Снег валил и валил. Мы сидели на перемычке гребня, под крутым ледовым взлетом, уходящим к вершине. Растяжки двухскатной палатки «памирки» ослабли, конек провис. Все время приходилось ударять изнутри по стенкам, чтобы на скатах не скапливался снег. Надо было бы переставить палатку — выдернуть из снега кошки, на которых укреплены растяжки, и снова, натянув веревки, затоптать в снег. Но никому вылезать не хотелось: мы все были мокрые, пошевелиться противно. Завалится, тогда уже волей-неволей придется это сделать. От нашего дыхания и от примуса палатка внутри сильно отпотела, с конька капало, по стенкам текло. И все под нас. Спальные мешки и даже постланные на дно палатки веревки, рюкзаки и штормовые костюмы — все было мокрым и холодным. Под вершиной сидели второй день, а конца непогоде не было видно.
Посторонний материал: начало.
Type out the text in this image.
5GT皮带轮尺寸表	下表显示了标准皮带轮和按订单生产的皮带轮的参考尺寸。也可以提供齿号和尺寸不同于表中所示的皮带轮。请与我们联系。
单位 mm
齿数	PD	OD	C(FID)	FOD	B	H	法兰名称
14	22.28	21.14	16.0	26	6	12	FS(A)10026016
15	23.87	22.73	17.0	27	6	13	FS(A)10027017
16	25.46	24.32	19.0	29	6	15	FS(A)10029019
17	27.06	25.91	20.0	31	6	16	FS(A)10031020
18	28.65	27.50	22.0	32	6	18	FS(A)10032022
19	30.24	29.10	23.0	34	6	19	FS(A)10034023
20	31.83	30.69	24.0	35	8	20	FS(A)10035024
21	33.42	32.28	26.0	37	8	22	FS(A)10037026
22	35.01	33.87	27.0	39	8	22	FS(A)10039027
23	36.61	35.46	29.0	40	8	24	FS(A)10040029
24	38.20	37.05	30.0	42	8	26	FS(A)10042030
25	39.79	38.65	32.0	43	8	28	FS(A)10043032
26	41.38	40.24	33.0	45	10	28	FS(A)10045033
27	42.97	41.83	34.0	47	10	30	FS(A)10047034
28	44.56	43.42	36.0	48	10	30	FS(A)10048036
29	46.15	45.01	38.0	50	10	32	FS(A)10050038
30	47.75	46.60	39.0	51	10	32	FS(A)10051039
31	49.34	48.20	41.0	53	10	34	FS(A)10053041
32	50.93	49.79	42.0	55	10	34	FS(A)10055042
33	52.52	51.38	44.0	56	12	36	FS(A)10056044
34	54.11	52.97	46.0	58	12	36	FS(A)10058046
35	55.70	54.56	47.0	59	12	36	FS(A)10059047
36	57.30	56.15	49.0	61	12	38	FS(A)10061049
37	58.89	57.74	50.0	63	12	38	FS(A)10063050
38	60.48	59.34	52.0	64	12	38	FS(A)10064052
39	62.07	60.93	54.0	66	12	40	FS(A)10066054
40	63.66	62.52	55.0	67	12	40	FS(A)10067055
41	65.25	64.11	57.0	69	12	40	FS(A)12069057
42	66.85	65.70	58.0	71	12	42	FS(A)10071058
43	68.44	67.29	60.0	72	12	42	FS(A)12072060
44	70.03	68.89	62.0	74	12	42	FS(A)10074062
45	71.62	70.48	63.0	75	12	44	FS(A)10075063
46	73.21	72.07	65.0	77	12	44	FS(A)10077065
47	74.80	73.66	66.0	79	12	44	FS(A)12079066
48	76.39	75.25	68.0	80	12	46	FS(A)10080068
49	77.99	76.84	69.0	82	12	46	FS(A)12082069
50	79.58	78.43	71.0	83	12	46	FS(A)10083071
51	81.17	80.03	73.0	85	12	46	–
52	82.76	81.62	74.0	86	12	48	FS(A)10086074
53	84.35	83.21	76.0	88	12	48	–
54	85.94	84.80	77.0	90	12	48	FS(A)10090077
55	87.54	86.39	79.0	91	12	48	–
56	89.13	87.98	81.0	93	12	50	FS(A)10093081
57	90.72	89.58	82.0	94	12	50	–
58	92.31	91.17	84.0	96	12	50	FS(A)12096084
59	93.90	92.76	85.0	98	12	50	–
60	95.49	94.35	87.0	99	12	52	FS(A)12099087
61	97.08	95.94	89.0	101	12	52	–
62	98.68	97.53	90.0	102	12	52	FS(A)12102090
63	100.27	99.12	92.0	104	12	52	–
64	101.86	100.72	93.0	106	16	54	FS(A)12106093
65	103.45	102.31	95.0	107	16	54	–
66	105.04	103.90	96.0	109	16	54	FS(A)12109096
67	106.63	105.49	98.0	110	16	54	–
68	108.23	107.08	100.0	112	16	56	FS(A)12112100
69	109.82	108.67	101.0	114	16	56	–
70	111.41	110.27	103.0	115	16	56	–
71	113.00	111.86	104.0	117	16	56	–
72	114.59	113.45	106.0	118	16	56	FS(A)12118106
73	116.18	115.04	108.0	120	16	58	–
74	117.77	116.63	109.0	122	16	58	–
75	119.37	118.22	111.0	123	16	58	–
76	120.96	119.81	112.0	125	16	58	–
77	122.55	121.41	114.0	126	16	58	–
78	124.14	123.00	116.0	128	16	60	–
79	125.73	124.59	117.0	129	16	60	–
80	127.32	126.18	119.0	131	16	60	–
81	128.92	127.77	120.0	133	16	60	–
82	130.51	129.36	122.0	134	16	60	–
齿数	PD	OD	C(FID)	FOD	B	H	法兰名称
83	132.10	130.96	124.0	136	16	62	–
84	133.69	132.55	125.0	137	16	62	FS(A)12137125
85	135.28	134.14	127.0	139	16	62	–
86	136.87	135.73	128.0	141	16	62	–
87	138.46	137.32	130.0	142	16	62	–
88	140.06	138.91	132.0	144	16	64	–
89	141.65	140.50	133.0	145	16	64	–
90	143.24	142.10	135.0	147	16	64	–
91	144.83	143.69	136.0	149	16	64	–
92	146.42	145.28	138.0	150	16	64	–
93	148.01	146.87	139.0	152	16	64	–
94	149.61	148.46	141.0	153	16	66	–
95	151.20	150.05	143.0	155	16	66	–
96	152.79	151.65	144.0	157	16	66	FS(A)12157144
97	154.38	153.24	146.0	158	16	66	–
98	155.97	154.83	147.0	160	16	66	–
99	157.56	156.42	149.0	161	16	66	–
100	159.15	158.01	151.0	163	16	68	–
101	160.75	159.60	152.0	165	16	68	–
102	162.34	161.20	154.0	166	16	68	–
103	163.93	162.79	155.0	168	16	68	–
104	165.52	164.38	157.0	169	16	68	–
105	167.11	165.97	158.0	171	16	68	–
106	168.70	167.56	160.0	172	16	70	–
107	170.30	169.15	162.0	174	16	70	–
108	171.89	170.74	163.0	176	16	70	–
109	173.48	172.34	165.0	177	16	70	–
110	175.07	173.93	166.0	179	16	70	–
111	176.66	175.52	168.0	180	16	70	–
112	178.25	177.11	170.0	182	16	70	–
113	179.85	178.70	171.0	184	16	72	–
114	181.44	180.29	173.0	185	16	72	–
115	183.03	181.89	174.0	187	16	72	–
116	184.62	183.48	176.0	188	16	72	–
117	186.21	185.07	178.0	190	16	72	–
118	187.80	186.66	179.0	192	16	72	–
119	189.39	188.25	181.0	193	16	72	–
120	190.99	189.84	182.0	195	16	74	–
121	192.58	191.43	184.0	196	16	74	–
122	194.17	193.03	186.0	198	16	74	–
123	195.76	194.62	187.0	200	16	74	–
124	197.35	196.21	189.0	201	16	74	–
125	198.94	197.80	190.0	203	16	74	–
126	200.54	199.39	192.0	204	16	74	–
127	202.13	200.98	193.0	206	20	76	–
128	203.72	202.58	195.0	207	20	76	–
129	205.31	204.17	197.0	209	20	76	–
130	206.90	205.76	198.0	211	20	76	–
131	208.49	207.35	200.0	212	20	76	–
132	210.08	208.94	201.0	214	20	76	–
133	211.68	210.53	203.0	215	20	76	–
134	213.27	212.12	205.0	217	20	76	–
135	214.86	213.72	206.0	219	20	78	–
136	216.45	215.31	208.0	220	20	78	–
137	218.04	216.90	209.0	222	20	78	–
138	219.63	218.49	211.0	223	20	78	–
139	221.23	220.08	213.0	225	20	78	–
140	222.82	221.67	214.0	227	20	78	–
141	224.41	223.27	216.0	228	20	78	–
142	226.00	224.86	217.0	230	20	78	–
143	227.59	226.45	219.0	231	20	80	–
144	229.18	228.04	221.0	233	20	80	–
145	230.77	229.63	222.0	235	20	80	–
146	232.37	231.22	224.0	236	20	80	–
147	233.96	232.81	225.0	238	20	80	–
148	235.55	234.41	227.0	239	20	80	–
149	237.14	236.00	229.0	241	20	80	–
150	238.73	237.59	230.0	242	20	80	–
Коля Соколов, прозванный за свою длинную и нескладную фигуру Малышом, караулил примус. Сланцевая плитка, на которой он был устроен, нагрелась, подтопила снег через дно палатки и стала неустойчивой. Приходилось ее поддерживать. Малыш скрючился над примусом как осьминог. Юрка и Нагнибеда поджали в мешках ноги, чтобы ему не мешать, а я сидел между ними на корточках и накладывал на четыре куска хлеба пластиночки масла. Примус рычал ровно, без перебоев, а пламя у него сделалось синим.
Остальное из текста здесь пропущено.